The continental shelf comprises the bed and subsoil of the underwater areas that extend beyond the territorial sea, according to article 76 of the Convemar. The resources that this area of the sea possesses are minerals and other non-living ones from the seabed and its subsoil, as well as living organisms belonging to sedentary species, that is, those that during the exploitation period are immobile on the seabed or in its subsoil or can only move in constant physical contact with the bed or subsoil, according to paragraph 4 of Article 77 of the Convention.
According to paragraph 1 of this same article, the “coastal State (in this case, Ecuador) exercises sovereign rights over the continental shelf for the purposes of its exploration and exploitation of its natural resources.”
Furthermore, in Article 78, the Convention establishes that “the rights of the coastal State over the continental shelf do not affect the legal status of the overlying waters or the airspace located over such waters” and that “the exercise of rights of the coastal State on the continental shelf should not affect navigation or other rights and freedoms of other States ”.

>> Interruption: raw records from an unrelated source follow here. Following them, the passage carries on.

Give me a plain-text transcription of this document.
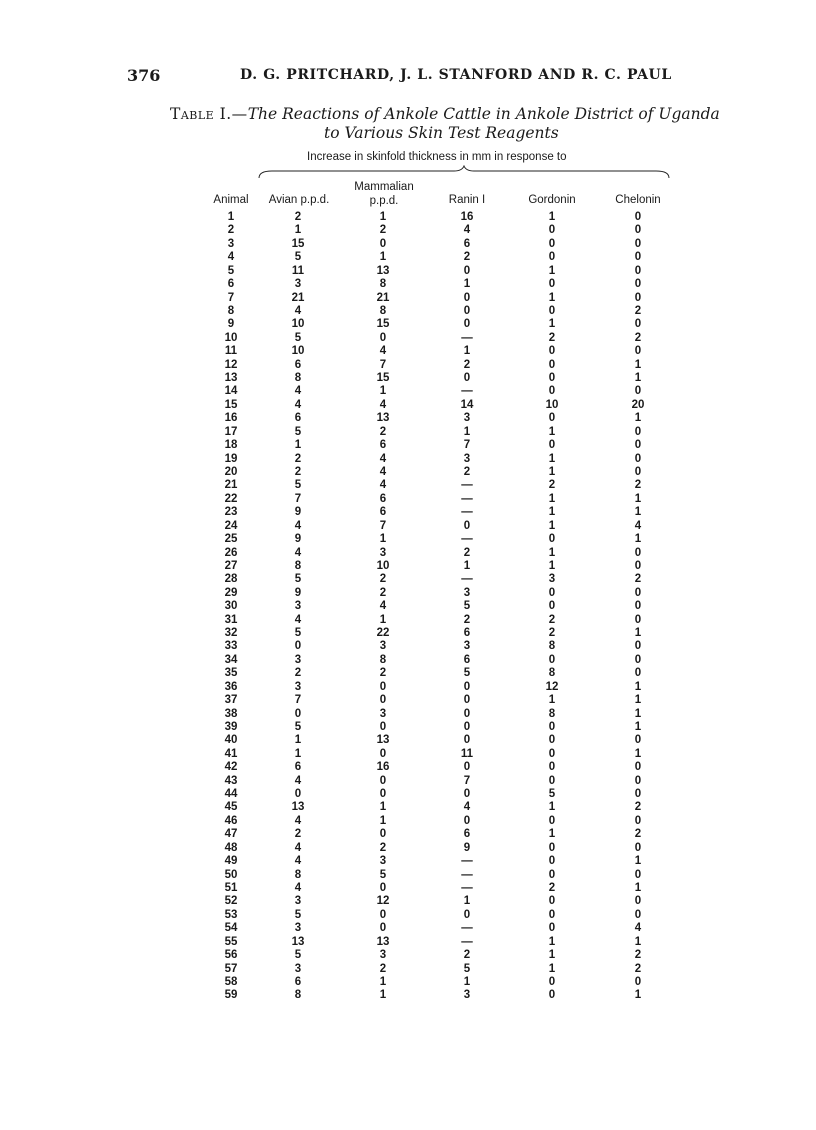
376	D. G. PRITCHARD, J. L. STANFORD AND R. C. PAUL
Table I.—The Reactions of Ankole Cattle in Ankole District of Uganda
to Various Skin Test Reagents
Increase in skinfold thickness in mm in response to
Animal	Avian p.p.d.
Mammalian
p.p.d.	Ranin I	Gordonin	Chelonin
1	2	1	16	1	0
2	1	2	4	0	0
3	15	0	6	0	0
4	5	1	2	0	0
5	11	13	0	1	0
6	3	8	1	0	0
7	21	21	0	1	0
8	4	8	0	0	2
9	10	15	0	1	0
10	5	0	—	2	2
11	10	4	1	0	0
12	6	7	2	0	1
13	8	15	0	0	1
14	4	1	—	0	0
15	4	4	14	10	20
16	6	13	3	0	1
17	5	2	1	1	0
18	1	6	7	0	0
19	2	4	3	1	0
20	2	4	2	1	0
21	5	4	—	2	2
22	7	6	—	1	1
23	9	6	—	1	1
24	4	7	0	1	4
25	9	1	—	0	1
26	4	3	2	1	0
27	8	10	1	1	0
28	5	2	—	3	2
29	9	2	3	0	0
30	3	4	5	0	0
31	4	1	2	2	0
32	5	22	6	2	1
33	0	3	3	8	0
34	3	8	6	0	0
35	2	2	5	8	0
36	3	0	0	12	1
37	7	0	0	1	1
38	0	3	0	8	1
39	5	0	0	0	1
40	1	13	0	0	0
41	1	0	11	0	1
42	6	16	0	0	0
43	4	0	7	0	0
44	0	0	0	5	0
45	13	1	4	1	2
46	4	1	0	0	0
47	2	0	6	1	2
48	4	2	9	0	0
49	4	3	—	0	1
50	8	5	—	0	0
51	4	0	—	2	1
52	3	12	1	0	0
53	5	0	0	0	0
54	3	0	—	0	4
55	13	13	—	1	1
56	5	3	2	1	2
57	3	2	5	1	2
58	6	1	1	0	0
59	8	1	3	0	1
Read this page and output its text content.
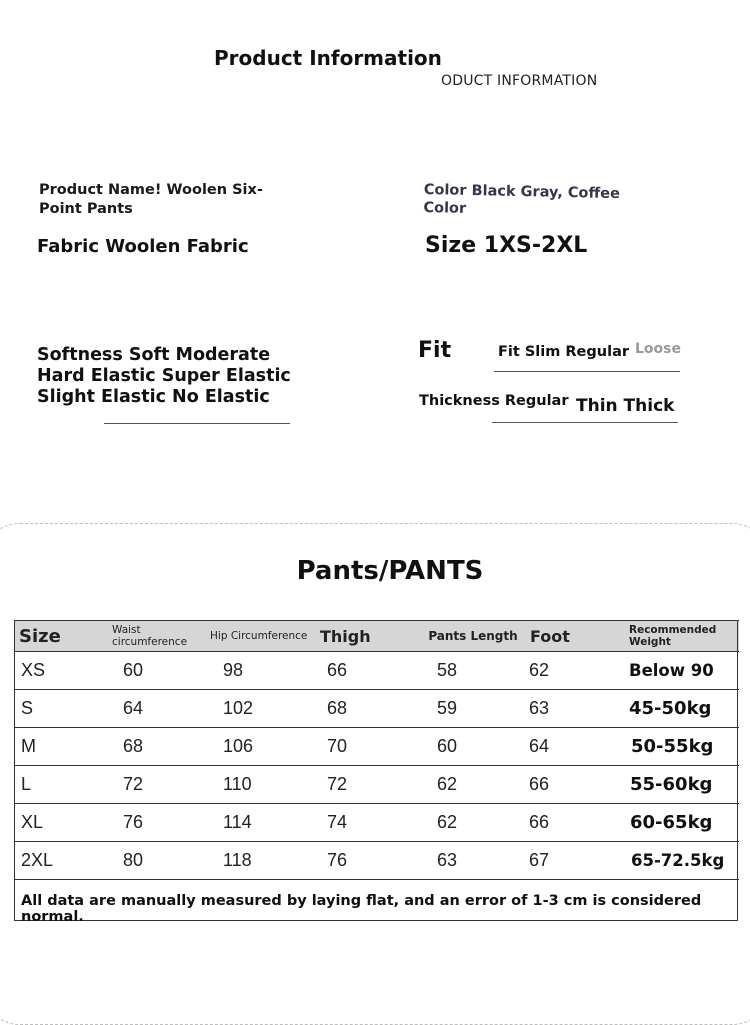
Product Information
ODUCT INFORMATION
Product Name! Woolen Six-Point Pants
Color Black Gray, Coffee Color
Fabric Woolen Fabric	Size 1XS-2XL
Softness Soft Moderate Hard Elastic Super Elastic Slight Elastic No Elastic
Fit	Fit Slim Regular Loose
Thickness Regular Thin Thick
Pants/PANTS
Size	Waist circumference	Hip Circumference	Thigh	Pants Length	Foot	Recommended Weight
XS	60	98	66	58	62	Below 90
S	64	102	68	59	63	45-50kg
M	68	106	70	60	64	50-55kg
L	72	110	72	62	66	55-60kg
XL	76	114	74	62	66	60-65kg
2XL	80	118	76	63	67	65-72.5kg
All data are manually measured by laying flat, and an error of 1-3 cm is considered normal.
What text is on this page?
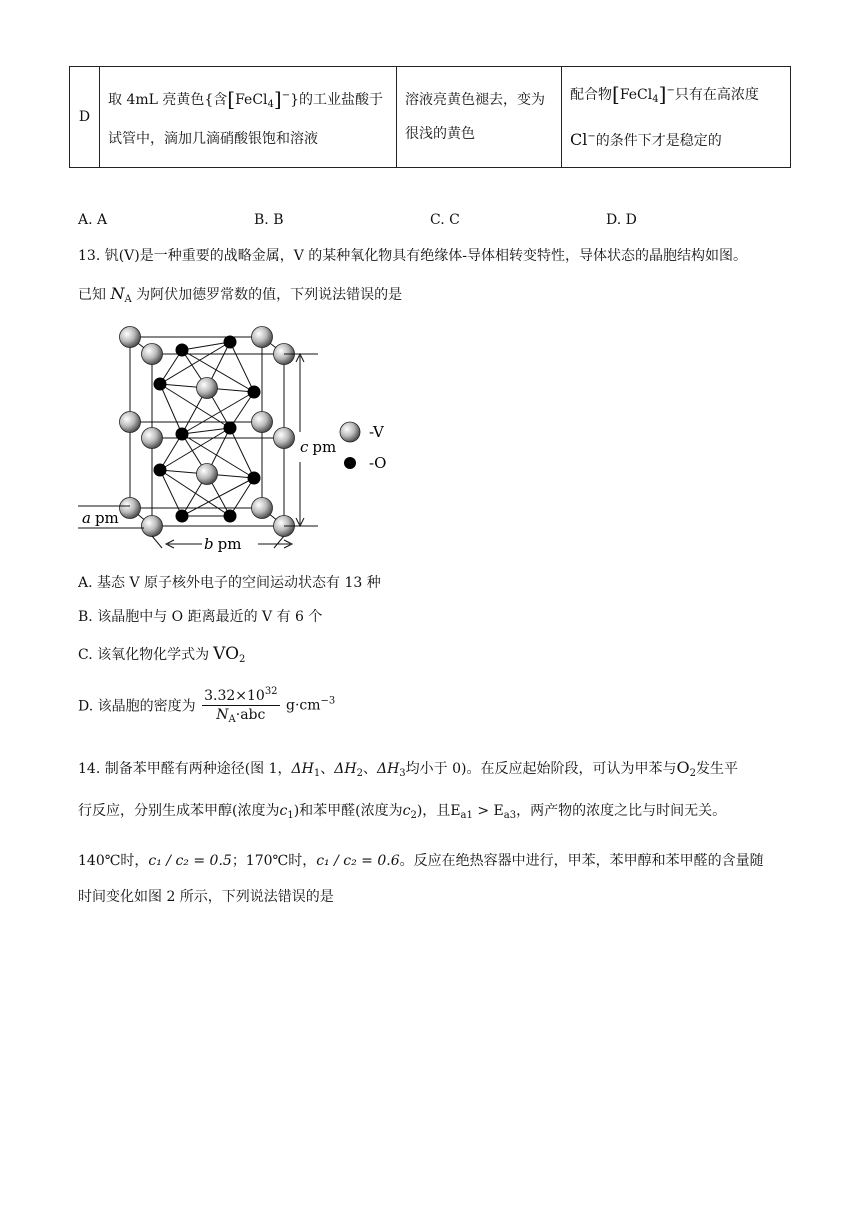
D	
取 4mL 亮黄色{含[FeCl$_4$]−}的工业盐酸于
试管中，滴加几滴硝酸银饱和溶液

溶液亮黄色褪去，变为
很浅的黄色

配合物[FeCl$_4$]−只有在高浓度
Cl−的条件下才是稳定的
A. A	B. B	C. C	D. D
13. 钒(V)是一种重要的战略金属，V 的某种氧化物具有绝缘体-导体相转变特性，导体状态的晶胞结构如图。
已知 $N_A$ 为阿伏加德罗常数的值，下列说法错误的是
c pm
a pm
b pm
-V
-O
A. 基态 V 原子核外电子的空间运动状态有 13 种
B. 该晶胞中与 O 距离最近的 V 有 6 个
C. 该氧化物化学式为 $VO_2$
D. 该晶胞的密度为 $\frac{3.32\times 10^{32}}{N_A\cdot abc} g\cdot cm^{-3}$
14. 制备苯甲醛有两种途径(图 1，$\Delta H_1$、$\Delta H_2$、$\Delta H_3$均小于 0)。在反应起始阶段，可认为甲苯与$O_2$发生平
行反应，分别生成苯甲醇(浓度为$c_1$)和苯甲醛(浓度为$c_2$)，且$E_{a1} > E_{a3}$，两产物的浓度之比与时间无关。
140℃时，c₁ / c₂ = 0.5；170℃时，c₁ / c₂ = 0.6。反应在绝热容器中进行，甲苯，苯甲醇和苯甲醛的含量随
时间变化如图 2 所示，下列说法错误的是
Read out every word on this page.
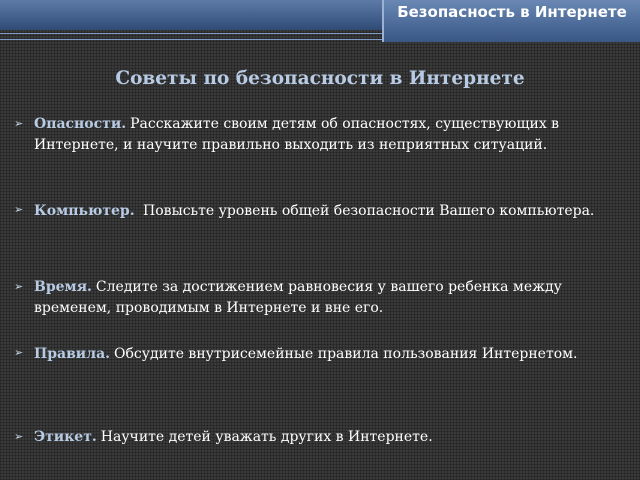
Безопасность в Интернете
Советы по безопасности в Интернете
➢ Опасности. Расскажите своим детям об опасностях, существующих в Интернете, и научите правильно выходить из неприятных ситуаций.
➢ Компьютер. Повысьте уровень общей безопасности Вашего компьютера.
➢ Время. Следите за достижением равновесия у вашего ребенка между временем, проводимым в Интернете и вне его.
➢ Правила. Обсудите внутрисемейные правила пользования Интернетом.
➢ Этикет. Научите детей уважать других в Интернете.
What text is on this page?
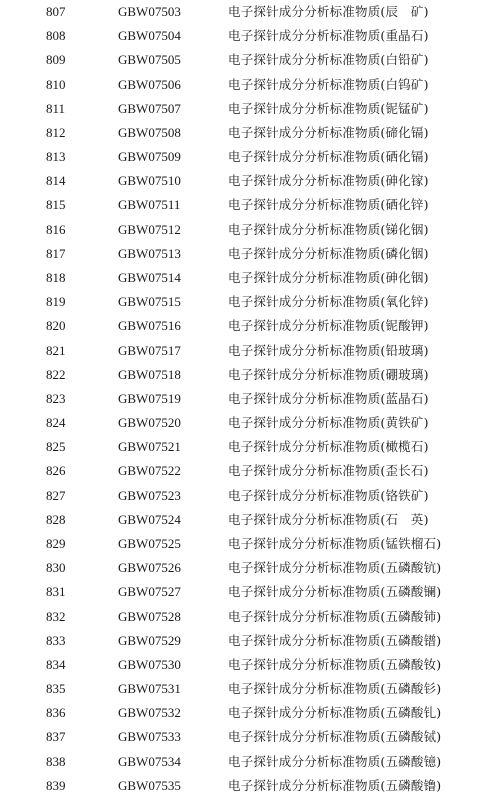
807	GBW07503	电子探针成分分析标准物质(辰　矿)
808	GBW07504	电子探针成分分析标准物质(重晶石)
809	GBW07505	电子探针成分分析标准物质(白铅矿)
810	GBW07506	电子探针成分分析标准物质(白钨矿)
811	GBW07507	电子探针成分分析标准物质(铌锰矿)
812	GBW07508	电子探针成分分析标准物质(碲化镉)
813	GBW07509	电子探针成分分析标准物质(硒化镉)
814	GBW07510	电子探针成分分析标准物质(砷化镓)
815	GBW07511	电子探针成分分析标准物质(硒化锌)
816	GBW07512	电子探针成分分析标准物质(锑化铟)
817	GBW07513	电子探针成分分析标准物质(磷化铟)
818	GBW07514	电子探针成分分析标准物质(砷化铟)
819	GBW07515	电子探针成分分析标准物质(氧化锌)
820	GBW07516	电子探针成分分析标准物质(铌酸钾)
821	GBW07517	电子探针成分分析标准物质(铅玻璃)
822	GBW07518	电子探针成分分析标准物质(硼玻璃)
823	GBW07519	电子探针成分分析标准物质(蓝晶石)
824	GBW07520	电子探针成分分析标准物质(黄铁矿)
825	GBW07521	电子探针成分分析标准物质(橄榄石)
826	GBW07522	电子探针成分分析标准物质(歪长石)
827	GBW07523	电子探针成分分析标准物质(铬铁矿)
828	GBW07524	电子探针成分分析标准物质(石　英)
829	GBW07525	电子探针成分分析标准物质(锰铁榴石)
830	GBW07526	电子探针成分分析标准物质(五磷酸钪)
831	GBW07527	电子探针成分分析标准物质(五磷酸镧)
832	GBW07528	电子探针成分分析标准物质(五磷酸铈)
833	GBW07529	电子探针成分分析标准物质(五磷酸镨)
834	GBW07530	电子探针成分分析标准物质(五磷酸钕)
835	GBW07531	电子探针成分分析标准物质(五磷酸钐)
836	GBW07532	电子探针成分分析标准物质(五磷酸钆)
837	GBW07533	电子探针成分分析标准物质(五磷酸铽)
838	GBW07534	电子探针成分分析标准物质(五磷酸镱)
839	GBW07535	电子探针成分分析标准物质(五磷酸镥)
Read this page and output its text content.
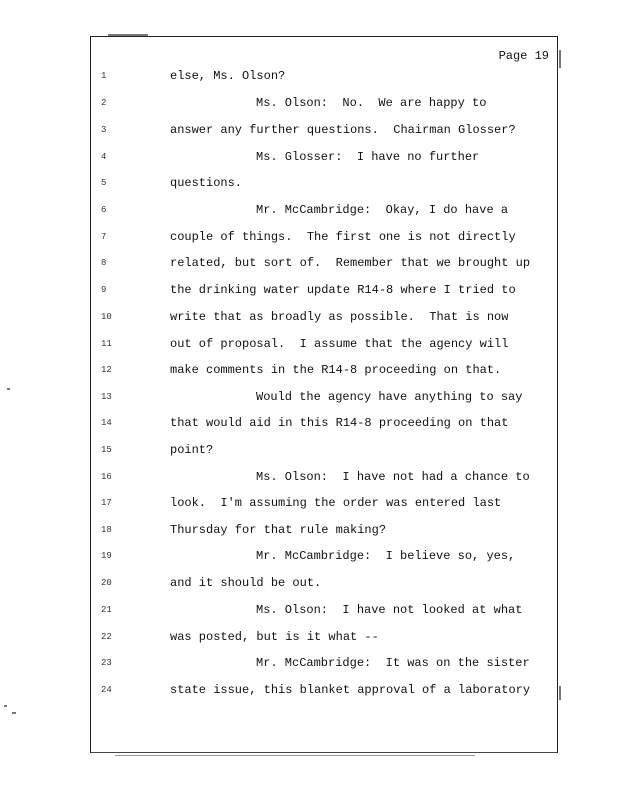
Page 19
1	else, Ms. Olson?
2	Ms. Olson:  No.  We are happy to
3	answer any further questions.  Chairman Glosser?
4	Ms. Glosser:  I have no further
5	questions.
6	Mr. McCambridge:  Okay, I do have a
7	couple of things.  The first one is not directly
8	related, but sort of.  Remember that we brought up
9	the drinking water update R14-8 where I tried to
10	write that as broadly as possible.  That is now
11	out of proposal.  I assume that the agency will
12	make comments in the R14-8 proceeding on that.
13	Would the agency have anything to say
14	that would aid in this R14-8 proceeding on that
15	point?
16	Ms. Olson:  I have not had a chance to
17	look.  I'm assuming the order was entered last
18	Thursday for that rule making?
19	Mr. McCambridge:  I believe so, yes,
20	and it should be out.
21	Ms. Olson:  I have not looked at what
22	was posted, but is it what --
23	Mr. McCambridge:  It was on the sister
24	state issue, this blanket approval of a laboratory
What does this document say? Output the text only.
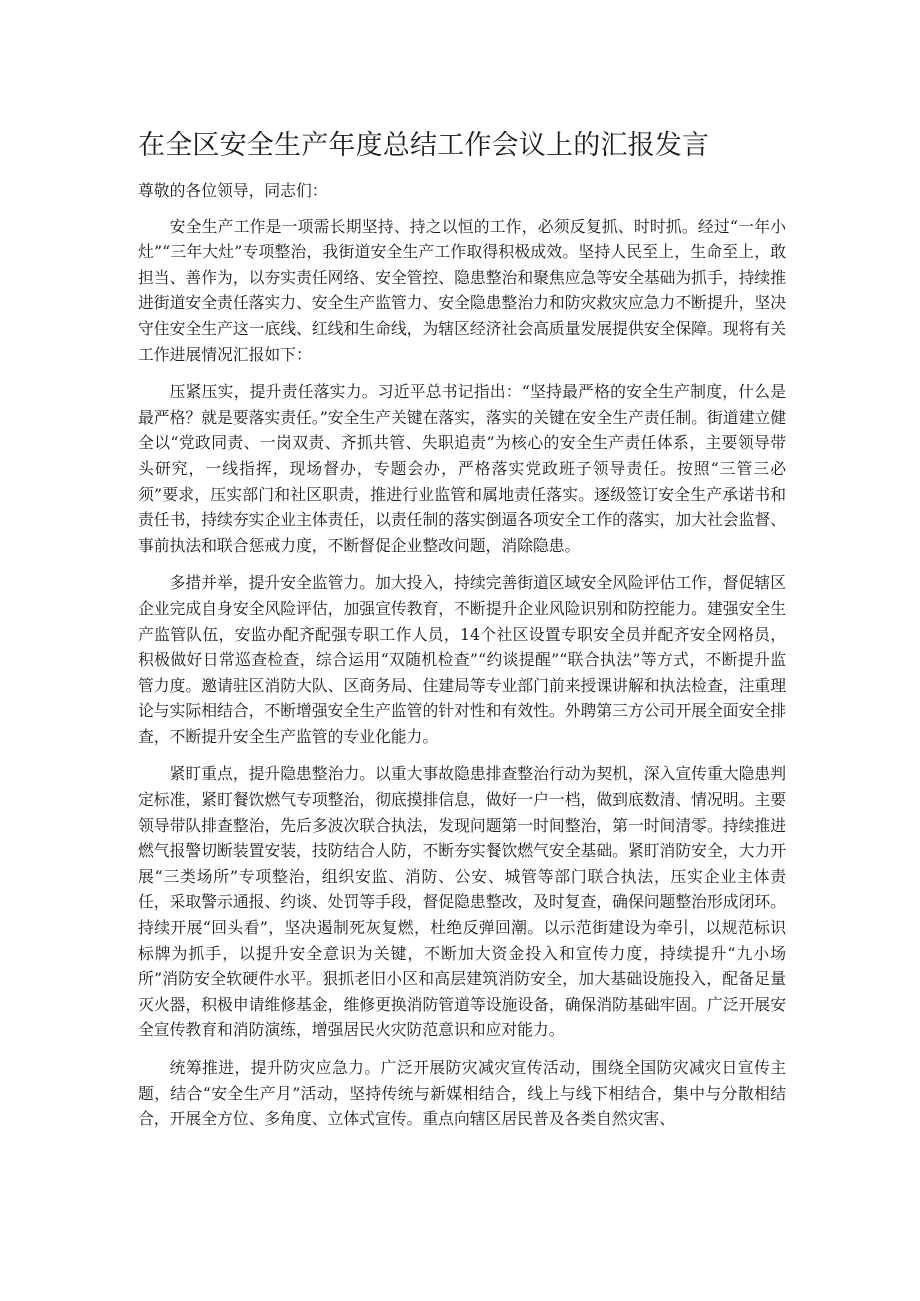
在全区安全生产年度总结工作会议上的汇报发言

尊敬的各位领导，同志们：

安全生产工作是一项需长期坚持、持之以恒的工作，必须反复抓、时时抓。经过“一年小灶”“三年大灶”专项整治，我街道安全生产工作取得积极成效。坚持人民至上，生命至上，敢担当、善作为，以夯实责任网络、安全管控、隐患整治和聚焦应急等安全基础为抓手，持续推进街道安全责任落实力、安全生产监管力、安全隐患整治力和防灾救灾应急力不断提升，坚决守住安全生产这一底线、红线和生命线，为辖区经济社会高质量发展提供安全保障。现将有关工作进展情况汇报如下：

压紧压实，提升责任落实力。习近平总书记指出：“坚持最严格的安全生产制度，什么是最严格？就是要落实责任。”安全生产关键在落实，落实的关键在安全生产责任制。街道建立健全以“党政同责、一岗双责、齐抓共管、失职追责”为核心的安全生产责任体系，主要领导带头研究，一线指挥，现场督办，专题会办，严格落实党政班子领导责任。按照“三管三必须”要求，压实部门和社区职责，推进行业监管和属地责任落实。逐级签订安全生产承诺书和责任书，持续夯实企业主体责任，以责任制的落实倒逼各项安全工作的落实，加大社会监督、事前执法和联合惩戒力度，不断督促企业整改问题，消除隐患。

多措并举，提升安全监管力。加大投入，持续完善街道区域安全风险评估工作，督促辖区企业完成自身安全风险评估，加强宣传教育，不断提升企业风险识别和防控能力。建强安全生产监管队伍，安监办配齐配强专职工作人员，14个社区设置专职安全员并配齐安全网格员，积极做好日常巡查检查，综合运用“双随机检查”“约谈提醒”“联合执法”等方式，不断提升监管力度。邀请驻区消防大队、区商务局、住建局等专业部门前来授课讲解和执法检查，注重理论与实际相结合，不断增强安全生产监管的针对性和有效性。外聘第三方公司开展全面安全排查，不断提升安全生产监管的专业化能力。

紧盯重点，提升隐患整治力。以重大事故隐患排查整治行动为契机，深入宣传重大隐患判定标准，紧盯餐饮燃气专项整治，彻底摸排信息，做好一户一档，做到底数清、情况明。主要领导带队排查整治，先后多波次联合执法，发现问题第一时间整治，第一时间清零。持续推进燃气报警切断装置安装，技防结合人防，不断夯实餐饮燃气安全基础。紧盯消防安全，大力开展“三类场所”专项整治，组织安监、消防、公安、城管等部门联合执法，压实企业主体责任，采取警示通报、约谈、处罚等手段，督促隐患整改，及时复查，确保问题整治形成闭环。持续开展“回头看”，坚决遏制死灰复燃，杜绝反弹回潮。以示范街建设为牵引，以规范标识标牌为抓手，以提升安全意识为关键，不断加大资金投入和宣传力度，持续提升“九小场所”消防安全软硬件水平。狠抓老旧小区和高层建筑消防安全，加大基础设施投入，配备足量灭火器，积极申请维修基金，维修更换消防管道等设施设备，确保消防基础牢固。广泛开展安全宣传教育和消防演练，增强居民火灾防范意识和应对能力。

统筹推进，提升防灾应急力。广泛开展防灾减灾宣传活动，围绕全国防灾减灾日宣传主题，结合“安全生产月”活动，坚持传统与新媒相结合，线上与线下相结合，集中与分散相结合，开展全方位、多角度、立体式宣传。重点向辖区居民普及各类自然灾害、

While the resources that are in the water column that rises over those additional 150 miles are living resources, among these species of fish, mollusks and more, and that does not cover the extension of the continental shelf, because they are international waters over those that the foreign fleet has been fishing for the last week and that are in “the corridor” over which Ecuador has no jurisdiction.
In recent days, the State Attorney General, Íñigo Salvador, Foreign Minister Luis Gallegos and the captain of the passive service Humberto Gómez have coincided in this analysis.
“Let me be very clear, what extends is the continental shelf, the marine soil and subsoil, not the overlying waters, so that, even though we have an extended continental shelf, with no continuity solution, the same does not occur with the Zone Exclusive Economic (ZEE), because the Convemar prohibits the ZEE from extending beyond 200 miles, ”Salvador said last Monday.